Analyze the data and share the findings. Run the performance tests again using the same parameters and different parameters to make sure of the produced fixes.
Production deployment Testing
To check that the application is operating in the production environment as expected and as it was behaving on staging environment. Performed by developers and testers by going through checklist.
Here we agree on the defect management priorities/ severities mappings to make all parties aligned with the application status. As when a test is considered to have failed, a corresponding defect will be logged using Jira and would be associated to the belonging user story. This should be done by the tester who executed this test or encountered the failure in any other way.
Defect Priority [order of fixing] Show stopper: This needs to be fixed right now, as it’s a blocker and we can’t either release with or proceed testing. Urgent: Needs to be fixed before any other high, medium or low defect should be fixed. High: Should be fixed as early as possible Medium: May be fixed after the release/ in the next release. Low: Fixing can be deferred until all other priority defects are fixed. Defect Severity [impact of issues] Critical: The defect affects critical functionality or critical data. It does not have a workaround. High: The defect affects major functionality or major data. It has a workaround but is not obvious and is difficult. Medium : The defect affects minor functionality or non-critical data. It has an easy workaround. Low : The defect does not affect functionality or data. It does not even need a workaround. It does not impact productivity or efficiency. It is merely an inconvenience.
Here we define when the User Story can be considered as closed, and ready to be added to the current application.

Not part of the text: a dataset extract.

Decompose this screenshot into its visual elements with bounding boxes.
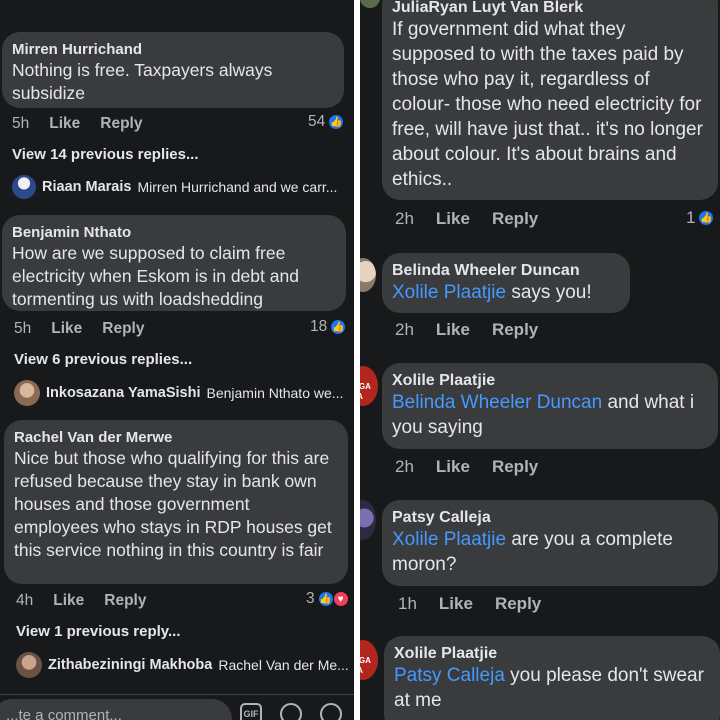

Successful execution of the test script >> would be per each user story. No open critical, major or average severity defects (unless the issue is determined to be low impact and low risk). And this would be determined by product owner before release.
Development: used for frequent, e.g., daily deployment of builds that passed CI automated tests but have not been subject to manual regression tests yet. It is used by developers and testers.
Staging: ideally, identical to the production environment, used for validation of the application and User Acceptance Testing. And here we run automated regression, performance and security tests before switching to production.
Production: where latest software versions or updates are pushed to users.
For Performance and API testing >> JMeter For Test Automation >> Postman & Cypress. Test cases documentation will be done AIO Tests for Jira.